Wien (OTS) – Für UNOS – Unternehmerisches Österreich hat die Causa
Ruck einen
Punkt erreicht, an dem die Wirtschaftskammer Wien Handlungsfähigkeit
und Glaubwürdigkeit gleichzeitig verliert.
„Die anhaltende Debatte lähmt die Wirtschaftskammer Wien in einer
Zeit, in der die Unternehmerinnen und Unternehmer eine
handlungsfähige Interessenvertretung dringend brauchen. Statt über
Standort, Bürokratie und die weitere Senkung der Kammerumlage 2 zu
sprechen, dominieren Postenschacher und ein Führungsstil, der offen
despektierlich über die eigenen Mitglieder – von der Industrie
abwärts – redet. Das beschädigt das Vertrauen der Pflichtmitglieder,
konterkariert den Reformkurs von WKÖ-Präsidentin Martha Schultz und
schadet der Kammer als Institution“, stellt UNOS Wien Landessprecher
Conrad Bauer fest.
Für Bauer geht es daher nicht nur um die Aufarbeitung eines
Einzelfalls, sondern um die Frage, wie sich die Wirtschaftskammer
Wien insgesamt neu aufstellt. „So sind wir nicht. Die
Wirtschaftskammer Wien muss sich ändern – strukturell, personell und
kulturell. Die Mitglieder zahlen verpflichtend Beiträge und haben ein
Recht auf eine Kammer, die handlungsfähig ist, ihre Interessen ernst
nimmt und integer geführt wird. Wer immer künftig an der Spitze
steht, wird an konkreten Schritten gemessen werden“, so Bauer.

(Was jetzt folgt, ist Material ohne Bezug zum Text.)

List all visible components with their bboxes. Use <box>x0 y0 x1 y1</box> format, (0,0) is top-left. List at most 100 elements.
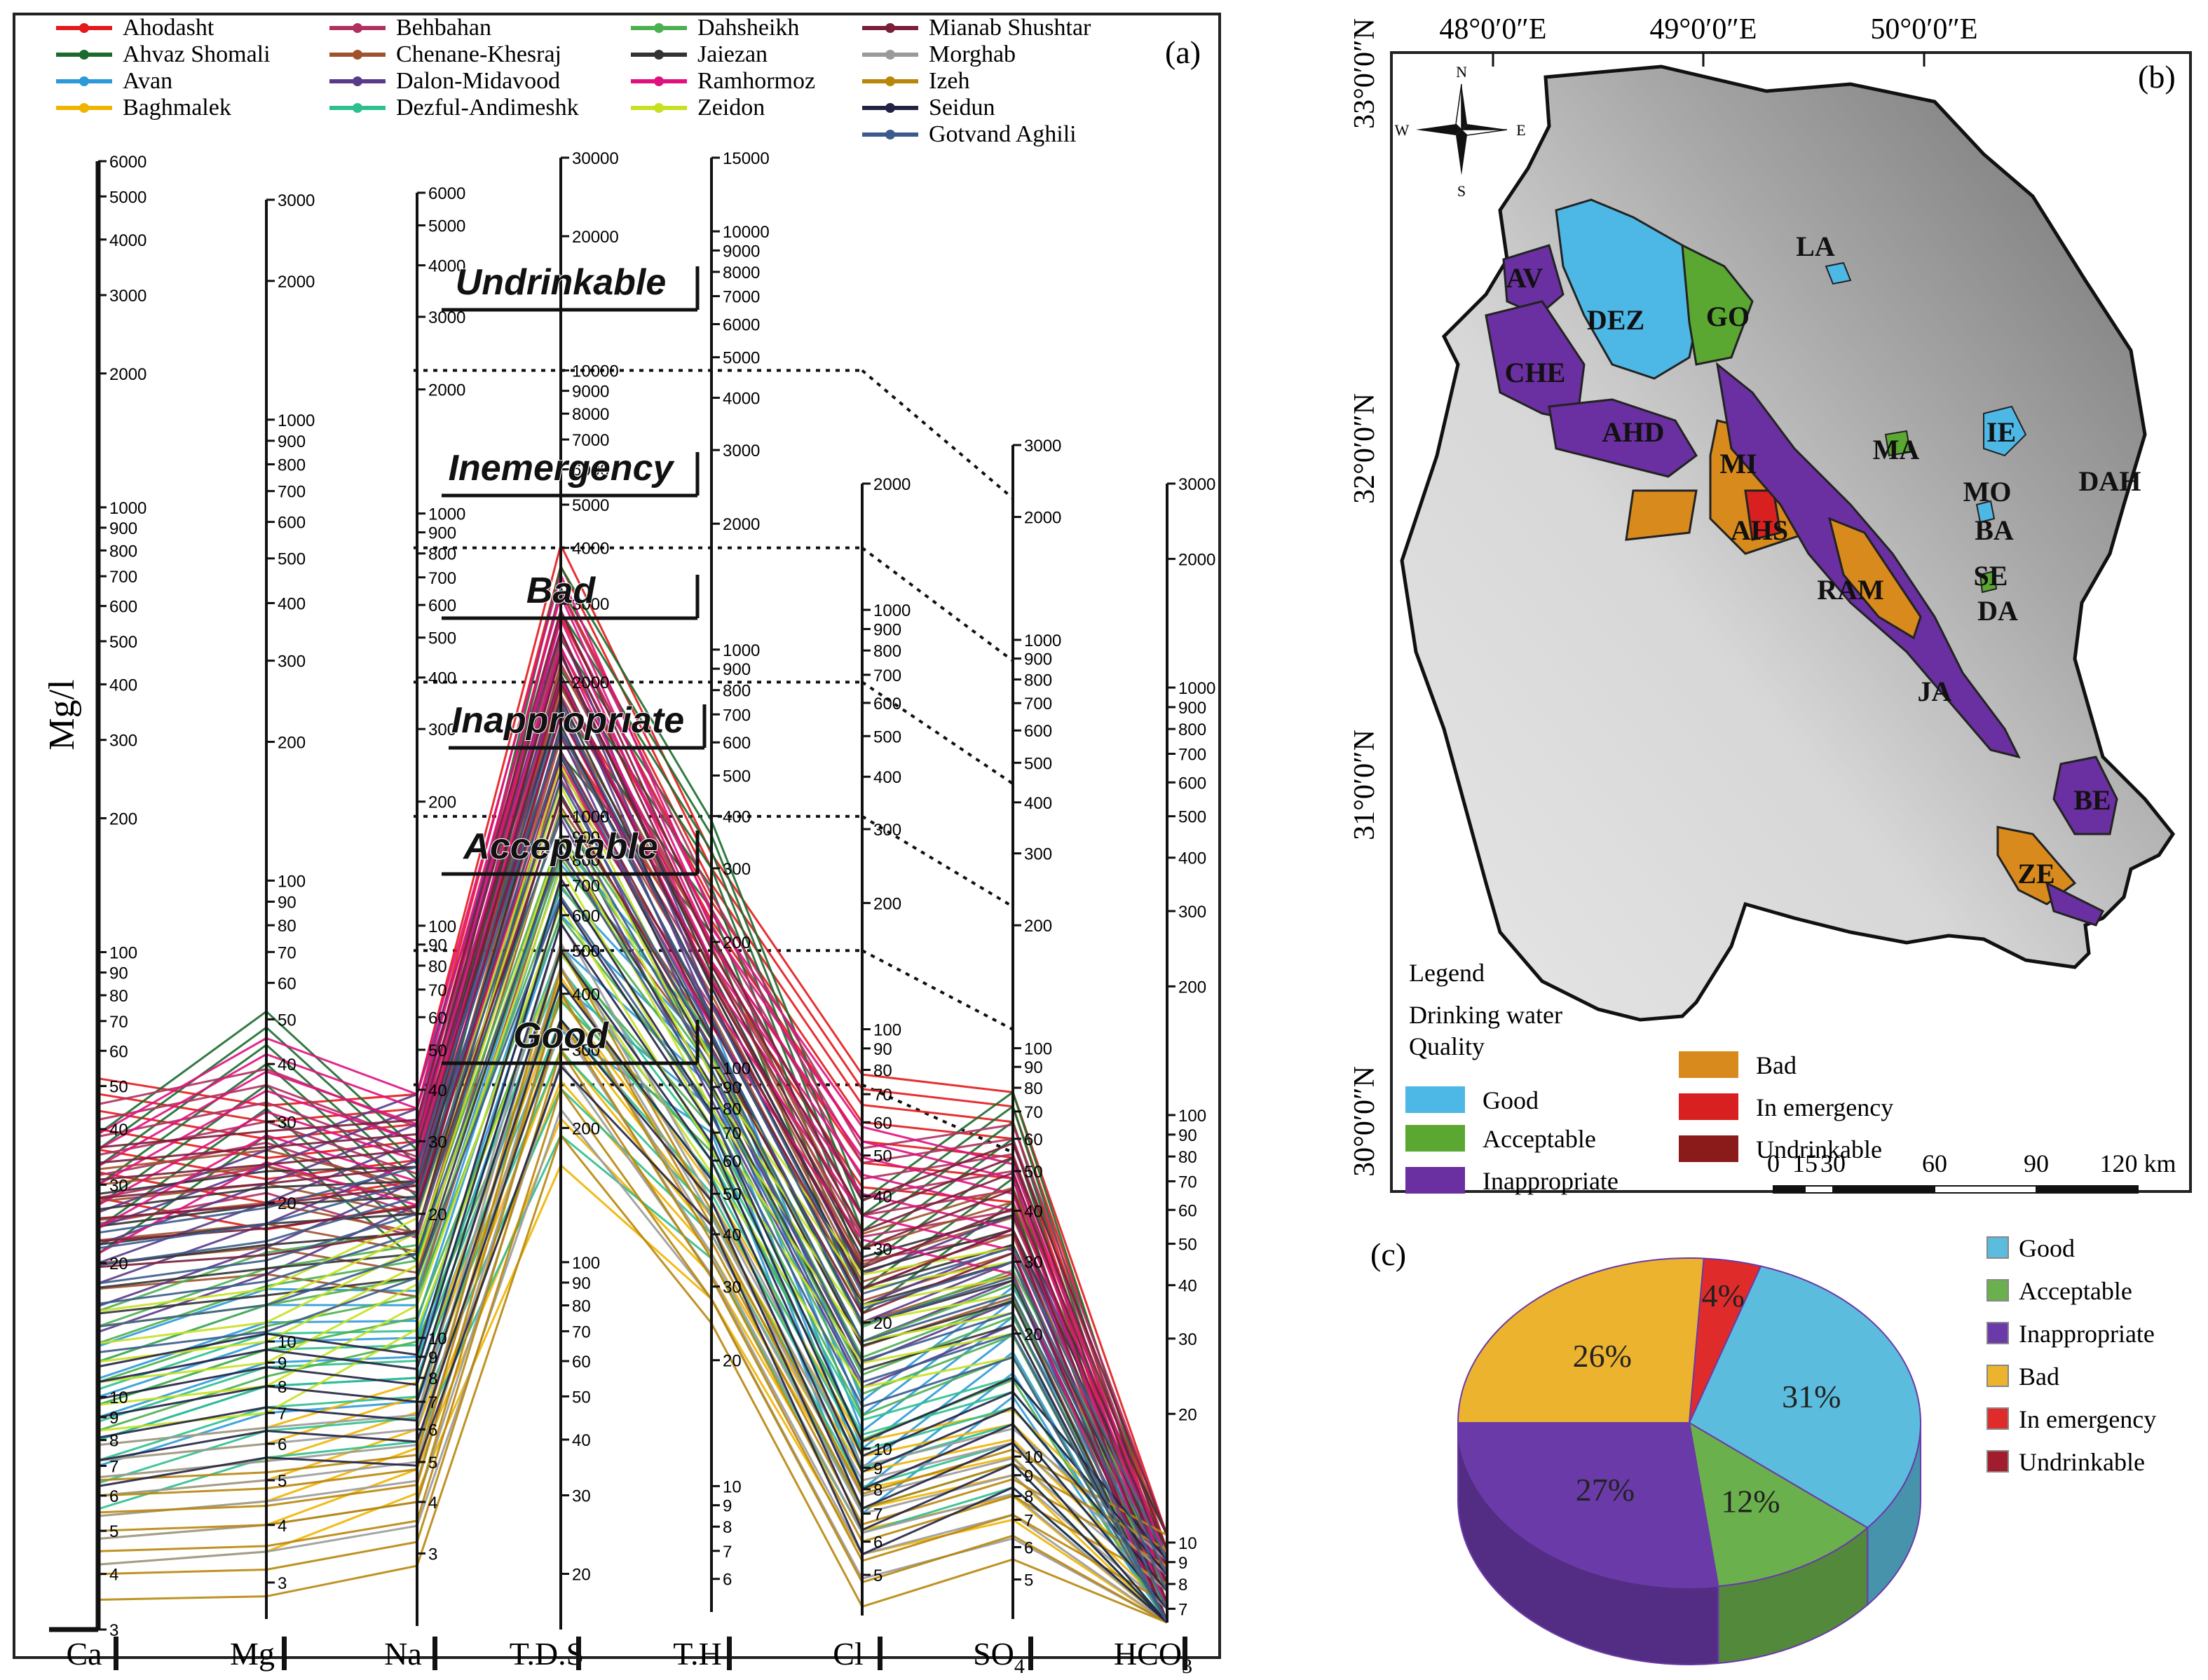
sample-line <box>97 945 1168 1561</box>
zone-label-ahd: AHD <box>1602 416 1665 448</box>
tick-label: 80 <box>428 957 447 976</box>
tick-label: 40 <box>572 1431 591 1450</box>
sample-line <box>97 706 1168 1561</box>
sample-line <box>97 616 1168 1592</box>
tick-label: 4000 <box>109 231 146 250</box>
legend-entry: Ramhormoz <box>697 68 815 94</box>
legend-marker <box>353 50 362 60</box>
tick-label: 50 <box>1024 1163 1043 1182</box>
scale-label: 0 <box>1767 1149 1780 1177</box>
sample-line <box>97 735 1168 1585</box>
north-arrow-icon: N S E W <box>1395 63 1526 200</box>
tick-label: 900 <box>428 524 456 543</box>
axis-name: Ca <box>66 1636 102 1672</box>
y-axis-unit-label: Mg/l <box>42 679 82 750</box>
parameter-axes: 6000500040003000200010009008007006005004… <box>49 149 1215 1678</box>
tick-label: 200 <box>278 733 306 752</box>
tick-label: 60 <box>1178 1201 1197 1220</box>
pie-slice-good <box>1688 1265 1921 1529</box>
tick-label: 6 <box>1024 1538 1033 1557</box>
pie-slice-bad <box>1457 1257 1705 1423</box>
tick-label: 40 <box>278 1056 297 1074</box>
pie-value-label: 27% <box>1576 1472 1635 1508</box>
panel-a-label: (a) <box>1165 34 1201 70</box>
tick-label: 5 <box>1024 1571 1033 1590</box>
tick-label: 700 <box>572 877 600 896</box>
legend-entry: Mianab Shushtar <box>929 15 1091 41</box>
pie-legend-item: In emergency <box>2019 1405 2156 1433</box>
tick-label: 3000 <box>723 442 760 460</box>
class-label-good: Good <box>513 1016 609 1056</box>
tick-label: 40 <box>1178 1277 1197 1296</box>
legend-entry: Ahvaz Shomali <box>123 41 271 67</box>
tick-label: 8 <box>873 1481 882 1500</box>
tick-label: 20 <box>278 1194 297 1213</box>
sample-line <box>97 991 1168 1610</box>
sample-line <box>97 587 1168 1567</box>
longitude-label: 49°0′0″E <box>1649 13 1757 46</box>
tick-label: 10 <box>723 1477 742 1496</box>
tick-label: 3000 <box>109 287 146 306</box>
axis-t.d.s: 30000 20000 10000 9000 8000 7000 6000 5000 4000 3… <box>510 149 619 1672</box>
pie-value-label: 12% <box>1721 1483 1780 1519</box>
scale-label: 30 <box>1820 1149 1846 1177</box>
tick-label: 300 <box>1178 903 1206 922</box>
tick-label: 20 <box>1178 1405 1197 1424</box>
tick-label: 100 <box>873 1021 901 1040</box>
tick-label: 6 <box>428 1421 437 1440</box>
sample-line <box>97 783 1168 1576</box>
tick-label: 700 <box>1024 695 1052 713</box>
scale-label: 90 <box>2024 1149 2049 1177</box>
map-legend-item: Good <box>1483 1086 1539 1114</box>
sample-line <box>97 571 1168 1561</box>
tick-label: 90 <box>873 1040 892 1059</box>
axis-hco: 3000200010009008007006005004003002001009… <box>1114 475 1215 1678</box>
tick-label: 10000 <box>572 362 619 381</box>
tick-label: 1000 <box>723 641 760 660</box>
tick-label: 400 <box>1178 849 1206 868</box>
tick-label: 4000 <box>428 257 465 276</box>
zone-label-be: BE <box>2073 784 2111 816</box>
sample-line <box>97 766 1168 1604</box>
tick-label: 9 <box>873 1459 882 1478</box>
tick-label: 50 <box>572 1388 591 1407</box>
tick-label: 50 <box>873 1147 892 1166</box>
axis-name: T.D.S <box>510 1636 585 1672</box>
tick-label: 9 <box>278 1354 287 1373</box>
tick-label: 20000 <box>572 228 619 247</box>
pie-legend-item: Acceptable <box>2019 1277 2132 1305</box>
tick-label: 800 <box>1178 721 1206 739</box>
zone-label-av: AV <box>1506 262 1543 294</box>
axis-end-bar <box>878 1637 882 1670</box>
tick-label: 8000 <box>723 264 760 282</box>
sample-line <box>97 921 1168 1592</box>
class-boundary-slope <box>861 369 1014 500</box>
map-legend-swatch <box>1405 1125 1465 1152</box>
tick-label: 9 <box>109 1409 118 1428</box>
scale-bar: 0 15 30 60 90 120 km <box>1767 1149 2176 1194</box>
tick-label: 50 <box>723 1185 742 1204</box>
tick-label: 700 <box>723 706 751 725</box>
tick-label: 30 <box>1178 1330 1197 1349</box>
tick-label: 50 <box>109 1078 128 1097</box>
sample-line <box>97 791 1168 1623</box>
map-legend-swatch <box>1405 1086 1465 1113</box>
tick-label: 40 <box>723 1226 742 1245</box>
sample-line <box>97 847 1168 1623</box>
tick-label: 3000 <box>428 308 465 327</box>
tick-label: 900 <box>873 621 901 640</box>
pie-legend-swatch <box>1986 1365 2009 1387</box>
sample-line <box>97 585 1168 1576</box>
latitude-label: 32°0′0″N <box>1349 393 1381 504</box>
sample-line <box>97 753 1168 1604</box>
legend-marker <box>353 76 362 86</box>
tick-label: 6 <box>278 1435 287 1454</box>
quality-class-labels: Undrinkable Inemergency Bad Inappropriate Ac… <box>442 261 707 1065</box>
scale-label: 60 <box>1922 1149 1947 1177</box>
map-legend: Legend Drinking water Quality Good Acceptabl… <box>1405 959 1893 1195</box>
tick-label: 1000 <box>1024 631 1061 650</box>
tick-label: 800 <box>873 642 901 661</box>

UNOS Wien legen dazu drei konkrete Reformschritte für die
Wirtschaftskammer Wien vor:
– Verbindlicher Code of Conduct mit klaren Regeln und Sanktionen.
Schluss mit Frauenfeindlichkeit und respektlosem Umgang – nach außen
wie hinter verschlossenen Türen.
– Verpflichtende, öffentliche Ausschreibungen für Funktions- und
Führungsposten nach transparenten Kriterien, auch für Nominierungen
durch die Kammer. Schluss mit Postenschacher in der Kammer und in
kammernahen Einrichtungen.
– Echte Ur-Wahlen: Direktwahl der WKW-Präsidentin / des WKW-
Präsidenten und der Mitglieder des Wirtschaftsparlaments. „Vor der
Wahl 87 Mandate, nach der Wahl 92, aktuell 93 – ohne nachvollziehbare
Begründung. Dieser Umgang mit der eigenen Struktur ist Teil des
Problems und kann nur durch eine Wahlrechtsreform gelöst werden“, so
Bauer.
Für UNOS Bundessprecher Michael Bernhard sind personelle
Konsequenzen die Voraussetzung dafür, dass diese Reformen überhaupt
gelingen können: „Es ist Walter Ruck, der als Präsident für den
derzeitigen Zustand die Verantwortung trägt. Solange er im Amt
bleibt, wird die Debatte weiterlaufen – zulasten der Mitglieder,
zulasten der Handlungsfähigkeit der Kammer und zulasten des
Reformkurses in der WKÖ. Ein rascher Schlussstrich liegt im Interesse
der Wirtschaftskammer selbst. Walter Ruck sollte sein Amt zur
Verfügung stellen“, fordert Bernhard.
„Es geht nicht um eine Personaldebatte um ihrer selbst willen. Es
geht darum, dass die Wirtschaftskammer endlich wieder über die
Anliegen ihrer Mitglieder spricht und nicht über sich selbst. Der
Rücktritt ist der notwendige erste Schritt, um die Debatte zu beenden
und der Kammer Handlungsfähigkeit zurückzugeben. Er ersetzt aber
keine strukturelle Erneuerung. Ohne echte Reformen bleibt jedes
Bekenntnis zur Veränderung Fassade und der Schaden für die Wiener
Wirtschaft wächst weiter“, so Bernhard abschließend.
UNOS – Unternehmerisches Österreich vertreten seit 2014 die
Interessen liberal denkender Unternehmerinnen und Unternehmer und
sind in acht Wirtschaftsparlamenten präsent.